More and more workers around the world are bringing their personal mobile devices to the office daily, and companies appear to be having trouble keeping up with the trend.
About 60 percent of organizations acknowledged they either don't have a policy that specifies how employees may use their own devices in the workplace (41 percent) or are just planning to write such a policy, a study released on Wednesday from Acronis and the Ponemon Institute has found.
"Even though we're still in the early stages of BYOD [Bring Your Own Device], companies are playing catch-up to where their users are," Anders Lofgren, director of Mobility Solutions for Acronis, told CSOonline.
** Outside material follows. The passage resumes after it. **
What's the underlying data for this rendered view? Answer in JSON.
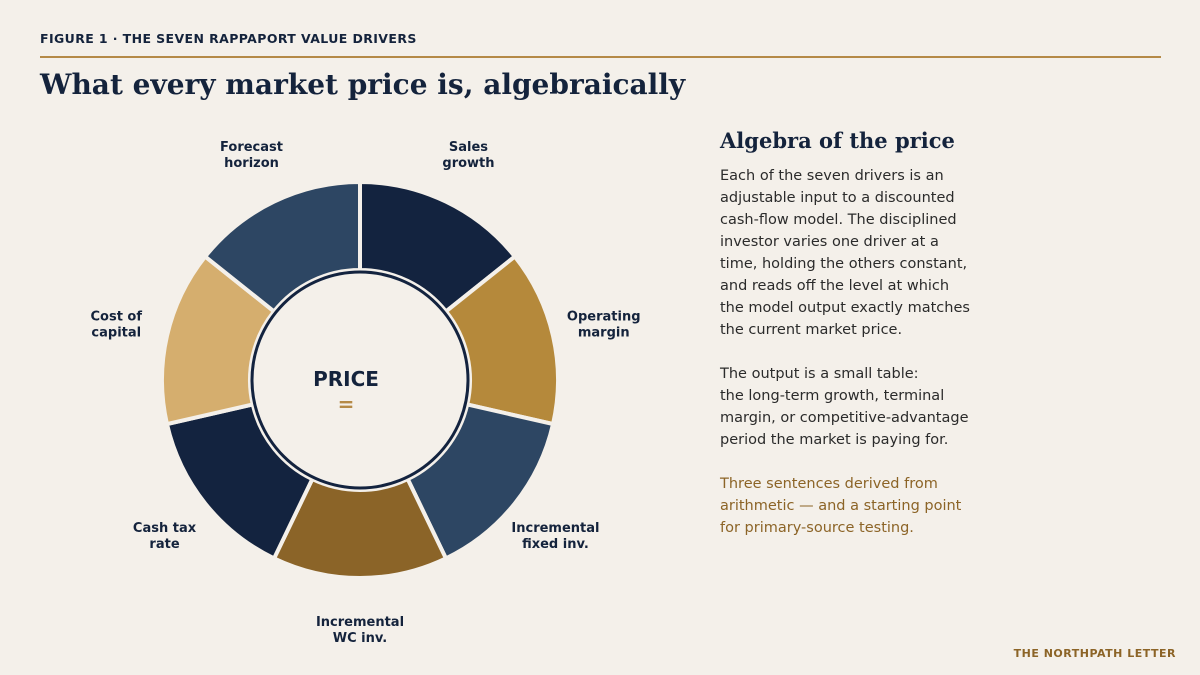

Even as recently as three years ago, IT departments had an iron grip on the endpoints to their networks. "They could secure and provision a fixed device that was procured by the enterprise," said Ben Gibson, chief marketing officer for Aruba Networks.
Now IT has to deal with many devices being brought to work by employees. "Enterprises and IT organizations are in the process of catching up with this trend," Gibson said.
Slow adoption of BYOD policies by companies could be a sign of denial, said Steve Martino, vice president of information security and acting CISO of Cisco. "If a company doesn't have a BYOD policy, it's because they're trying to pretend this isn't happening in their organization," he said in an interview. "They think that if they don't have a policy, BYOD isn't happening in their organization."
Of the companies with BYOD policies, almost three quarters of them imposed highly restrictive policies on their workers by either requiring personal devices to be approved by the company before being allowed to access the firm's networks (43 percent) or banning personal devices from company nets (31 percent).
Those numbers could be misleading because there are industries where launching BYOD programs is severely limited, such as banking, pharmaceuticals, health care and defense. "But those barriers are breaking down," Acronis's Lofgren said.
[Joan Goodchild in Leading Edge: Should security be responsible for BYOD policy?]
While it may be necessary to restrict BYOD in some industries dealing with highly sensitive data, it isn't necessary for most rank-and-file office workers, said Cisco's Martino.
"For the basic white collar productivity worker, companies can see real benefits from a BYOD program," Martino said. "By forbidding BYOD, you encourage people to work around the policy."
"Then, because you have controls that say you can't use it, you think you're protecting your data," he said. "When actually you're limiting your effectiveness to identify and control security incidents when they happen."
"Forbidding BYOD is more trouble than having a controlled policy to adopt it," Martino said.
Cross-country attitudes could also be affecting a company's ability launch full bore BYOD programs. "Some countries have strict cultural policies about whether you can bring a personal device to work or not," Aruba's Gibson said.
Nevertheless, it will be increasingly difficult for any organization anywhere in the world to ignore BYOD. "I believe all industries will be moving toward BYOD because the consumerization of IT trend is one that will become prevalent," Gibson maintained.
Nearly three-quarters of the companies with BYOD policies (73 percent) told surveyors that they applied their BYOD policies equally to everyone, although about a quarter of the businesses said they made exceptions to their policies for executives and privileged users.
Of the more than 4,300 IT practitioners participating in the survey, more than three quarters (77 percent) said their organizations had not trained their employees to understand BYOD privacy risks.
"What might happen is an employee may try to access their files with their smartphone or tablet and use unauthorized methods to do that," Lofgren said.
"That will expose some of these organizations to risk, whether they know it or not," he said.